4. — On ne tarit point sur les épigrammes, sarcasmes, quolibets, que s’attire le sieur Poinsinet par sa fatuité et son impudence, malgré la chute générale de son poëme. Il essuya l’autre jour à la Comédie Italienne une mortification bien propre à l’humilier, s’il était susceptible d’humiliation.
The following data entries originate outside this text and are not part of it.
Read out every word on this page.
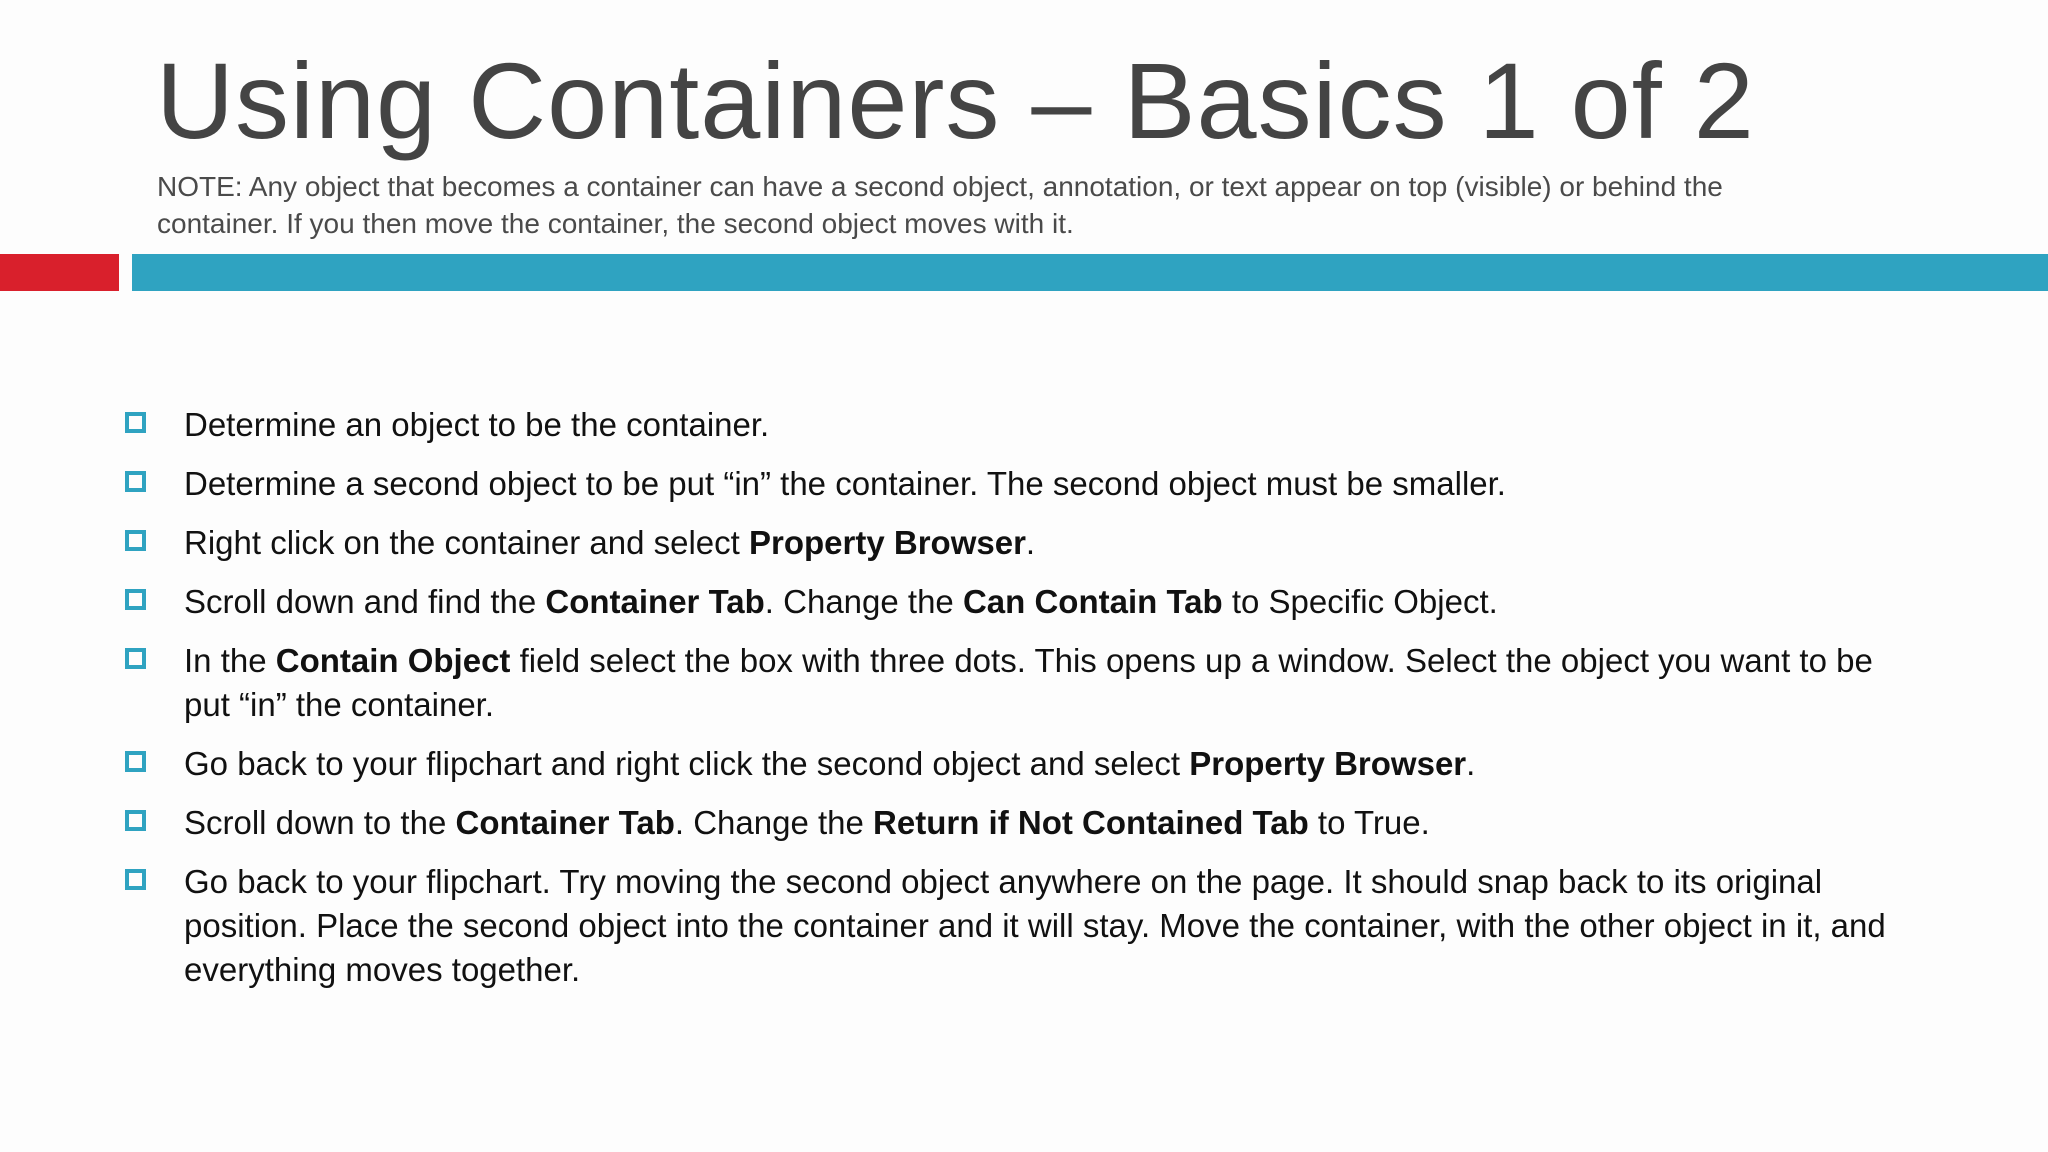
Using Containers – Basics 1 of 2

NOTE: Any object that becomes a container can have a second object, annotation, or text appear on top (visible) or behind the
container. If you then move the container, the second object moves with it.

Determine an object to be the container.
Determine a second object to be put “in” the container. The second object must be smaller.
Right click on the container and select Property Browser.
Scroll down and find the Container Tab. Change the Can Contain Tab to Specific Object.
In the Contain Object field select the box with three dots. This opens up a window. Select the object you want to be put “in” the container.
Go back to your flipchart and right click the second object and select Property Browser.
Scroll down to the Container Tab. Change the Return if Not Contained Tab to True.
Go back to your flipchart. Try moving the second object anywhere on the page. It should snap back to its original position. Place the second object into the container and it will stay. Move the container, with the other object in it, and everything moves together.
M. le marquis de Sennecterre, l’aveugle, était au foyer de ce spectacle où la conversation étant tombée sur le nouvel opéra ; il dit à son laquais qui le conduit : « Quand l’auteur paraîtra ici, faites-le venir à moi, que je lui fasse mon compliment. » Poinsinet se présente ; le domestique l’arrête, le mène au marquis qui l’embrasse tendrement, et s’écrie : « Mon cher maître, recevez mon remerciement du plaisir que vous m’avez fait ; votre opéra est plein de beautés, la musique en est délicieuse ; il est fâcheux que vous ayez eu à travailler sur des paroles aussi ingrates. » Et tout le monde de rire.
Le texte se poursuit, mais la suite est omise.